The connection rarely drawn
Now to the cross-link I find hardly anywhere in the literature, and which preoccupies me as a coach: when Collins says “First Who, Then What", then we have to ask: “Who" for what kind of organisation?
Because the colour of the organisation fundamentally determines which person thrives there and which one fails.
A person who shines in an orange achievement organisation, ambitious, competitive, career-conscious, may well fail in a teal self-managed organisation. Not because they are incompetent, but because the organisation demands something different: not assertion but letting go. Not control but trust. Not individual winning but collective growing.
Conversely, someone who blooms in a green, values-oriented organisation, consensus-oriented, empathetic, patient, will sink in an orange high-performance culture. The values are not wrong; the organisation simply does not reward this way of working.

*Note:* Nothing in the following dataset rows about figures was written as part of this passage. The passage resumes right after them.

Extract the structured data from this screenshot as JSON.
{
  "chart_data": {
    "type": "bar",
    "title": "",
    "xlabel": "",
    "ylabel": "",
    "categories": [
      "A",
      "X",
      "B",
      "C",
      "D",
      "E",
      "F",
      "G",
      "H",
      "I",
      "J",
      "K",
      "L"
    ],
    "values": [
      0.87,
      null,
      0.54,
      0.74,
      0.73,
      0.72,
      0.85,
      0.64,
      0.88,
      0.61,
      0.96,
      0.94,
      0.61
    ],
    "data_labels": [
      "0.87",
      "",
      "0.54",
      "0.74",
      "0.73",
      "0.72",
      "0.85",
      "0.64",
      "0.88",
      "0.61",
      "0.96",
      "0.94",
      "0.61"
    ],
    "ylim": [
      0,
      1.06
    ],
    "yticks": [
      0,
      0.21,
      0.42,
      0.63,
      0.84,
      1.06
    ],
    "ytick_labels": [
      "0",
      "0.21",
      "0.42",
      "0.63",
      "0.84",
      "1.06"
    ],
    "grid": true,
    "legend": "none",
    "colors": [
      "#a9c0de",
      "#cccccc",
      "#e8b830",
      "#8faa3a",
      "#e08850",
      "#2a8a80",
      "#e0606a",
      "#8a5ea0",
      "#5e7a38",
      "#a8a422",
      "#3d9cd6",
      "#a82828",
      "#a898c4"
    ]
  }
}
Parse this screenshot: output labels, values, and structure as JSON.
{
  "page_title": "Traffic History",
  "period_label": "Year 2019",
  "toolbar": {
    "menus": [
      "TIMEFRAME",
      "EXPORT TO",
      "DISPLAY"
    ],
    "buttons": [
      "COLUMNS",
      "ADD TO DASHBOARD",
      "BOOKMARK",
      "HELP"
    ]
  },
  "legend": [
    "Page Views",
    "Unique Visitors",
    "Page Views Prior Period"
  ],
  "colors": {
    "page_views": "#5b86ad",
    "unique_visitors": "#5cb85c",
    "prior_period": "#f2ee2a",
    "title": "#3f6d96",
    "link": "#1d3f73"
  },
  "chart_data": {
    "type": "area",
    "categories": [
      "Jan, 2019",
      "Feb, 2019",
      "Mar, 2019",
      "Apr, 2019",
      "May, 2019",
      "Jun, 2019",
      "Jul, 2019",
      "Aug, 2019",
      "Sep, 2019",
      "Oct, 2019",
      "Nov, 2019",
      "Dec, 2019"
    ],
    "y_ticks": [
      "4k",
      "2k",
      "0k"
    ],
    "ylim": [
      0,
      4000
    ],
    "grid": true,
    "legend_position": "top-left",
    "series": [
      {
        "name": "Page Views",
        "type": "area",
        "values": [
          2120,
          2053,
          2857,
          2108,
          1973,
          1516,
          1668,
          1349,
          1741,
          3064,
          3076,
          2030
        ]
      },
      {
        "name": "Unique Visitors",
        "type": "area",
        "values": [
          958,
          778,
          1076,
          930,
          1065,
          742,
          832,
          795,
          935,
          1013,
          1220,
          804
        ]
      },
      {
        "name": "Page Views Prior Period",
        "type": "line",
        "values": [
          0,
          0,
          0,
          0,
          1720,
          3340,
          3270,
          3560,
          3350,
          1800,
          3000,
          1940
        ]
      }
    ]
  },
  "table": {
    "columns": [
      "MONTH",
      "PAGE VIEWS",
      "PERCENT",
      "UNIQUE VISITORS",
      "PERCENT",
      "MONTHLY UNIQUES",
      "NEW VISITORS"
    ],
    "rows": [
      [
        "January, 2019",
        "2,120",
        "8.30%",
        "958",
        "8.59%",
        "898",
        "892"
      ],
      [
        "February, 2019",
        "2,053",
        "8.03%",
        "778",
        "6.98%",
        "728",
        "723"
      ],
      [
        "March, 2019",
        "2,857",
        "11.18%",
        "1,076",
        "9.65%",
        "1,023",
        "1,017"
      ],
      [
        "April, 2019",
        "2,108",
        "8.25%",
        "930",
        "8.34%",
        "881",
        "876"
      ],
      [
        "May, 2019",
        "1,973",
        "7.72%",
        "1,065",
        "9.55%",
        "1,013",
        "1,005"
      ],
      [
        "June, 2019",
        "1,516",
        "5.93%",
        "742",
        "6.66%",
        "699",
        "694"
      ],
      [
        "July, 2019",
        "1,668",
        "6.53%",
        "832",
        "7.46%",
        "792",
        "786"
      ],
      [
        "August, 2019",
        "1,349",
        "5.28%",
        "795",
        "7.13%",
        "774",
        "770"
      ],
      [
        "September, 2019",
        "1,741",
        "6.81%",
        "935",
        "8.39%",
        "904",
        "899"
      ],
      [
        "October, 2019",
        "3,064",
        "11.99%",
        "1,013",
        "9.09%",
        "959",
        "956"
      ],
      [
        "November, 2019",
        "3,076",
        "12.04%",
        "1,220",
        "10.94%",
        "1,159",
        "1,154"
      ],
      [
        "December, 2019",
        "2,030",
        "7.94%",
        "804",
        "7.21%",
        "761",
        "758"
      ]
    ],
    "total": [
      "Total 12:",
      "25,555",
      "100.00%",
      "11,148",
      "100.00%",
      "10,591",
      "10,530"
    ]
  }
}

So the “Who" in “First Who, Then What" is not an absolute category. It is relative to the colour of the organisation. The right people for an army are different from the right people for a family. And the right people for a machine are different from the right people for a living organism.
What this means for leaders
For leaders building teams, this insight has a very practical consequence: before you ask which competencies and experience a new team member must bring, ask yourself which colour your organisation has and which colour it wants to have.

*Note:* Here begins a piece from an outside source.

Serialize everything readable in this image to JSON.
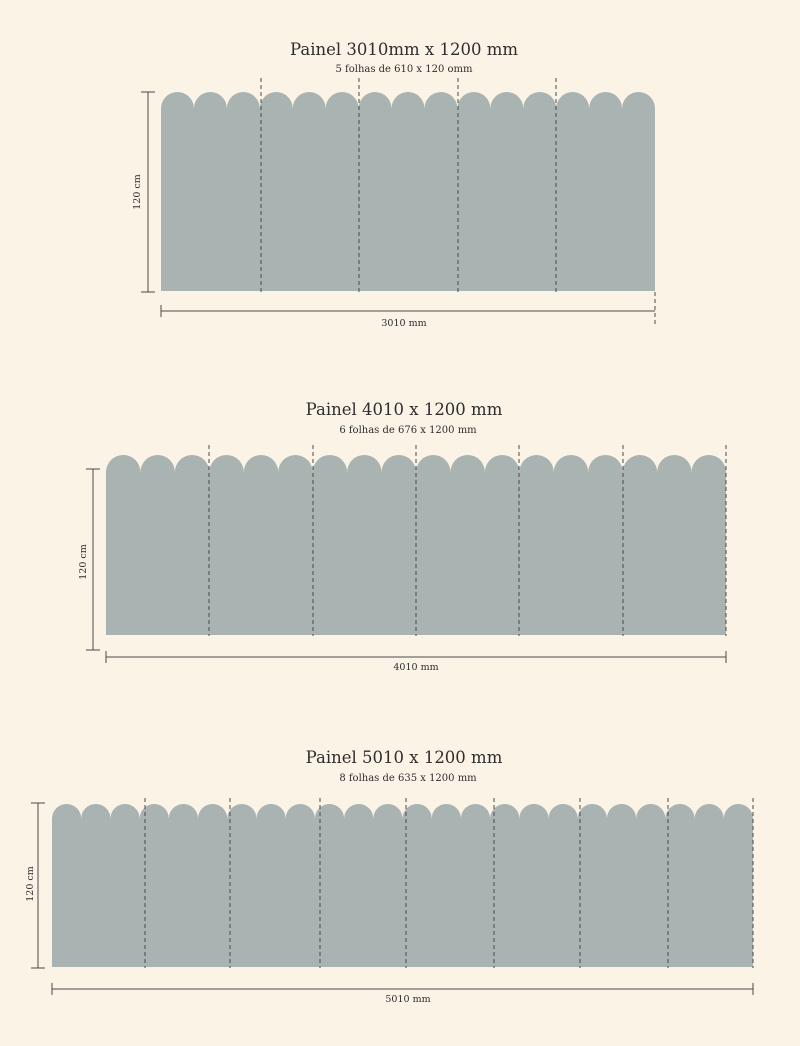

If your organisation is in a transformation, say from Orange to Green or from Green to Teal, then you need people capable of co-creating that transition. Those are often not the people who were most successful in the old system.
And when you are looking for new members of your team, I recommend trusting your gut especially in the selection process. Sometimes a person fits perfectly on paper, but after the second conversation it doesn't feel right anymore. That feeling is often a signal that the values do not match the culture. My only advice: follow that feeling.
Equally, sometimes a CV gives you a good feeling even though some desired criteria are not met. My advice: meet them anyway. Because a team only becomes more than the sum of its members when a team spirit emerges that develops its own dynamics. That dynamic is worth orders of magnitude more than the individual competence of any single team member.
In football you see it regularly: nominally weaker teams are suddenly extraordinarily successful, while squads bought together full of superstars fail to win the Champions League.
Further reading
- Jim Collins: Good to Great (HarperBusiness 2001) – Source of the "First Who, Then What" principle from research on top-performing companies.
- Frederic Laloux: Reinventing Organizations (Nelson Parker 2014) – Official source on the colour model; the illustrated version is a good entry point.
- My book Peter mag keinen Frosch zum Frühstück (Amazon) – This article is based on a chapter from it.
Frequently asked questions
- What does Jim Collins mean by “First Who, Then What”?
- In “Good to Great” (2001), Jim Collins describes how the most successful companies first get the right people on the bus and only then decide together where to drive – not the other way around. The decisive variable for sustained success is not the strategy, but who is on the team.
- What are Frederic Laloux' colours of organisations?
- In “Reinventing Organizations”, Laloux describes developmental stages: Red (impulsive, wolf pack), Amber (conformist, army), Orange (achievement-driven, machine), Green (pluralistic, family), and Teal (evolutionary, living organism). No stage is better than another – each fits a context.
- How are Collins and Laloux connected?
- Collins says: first the right people. Laloux adds: who is “right” depends fundamentally on the colour of the organisation. A person who shines in an orange achievement culture may fail in a teal self-managed organisation – not from incompetence, but because the system demands a different posture.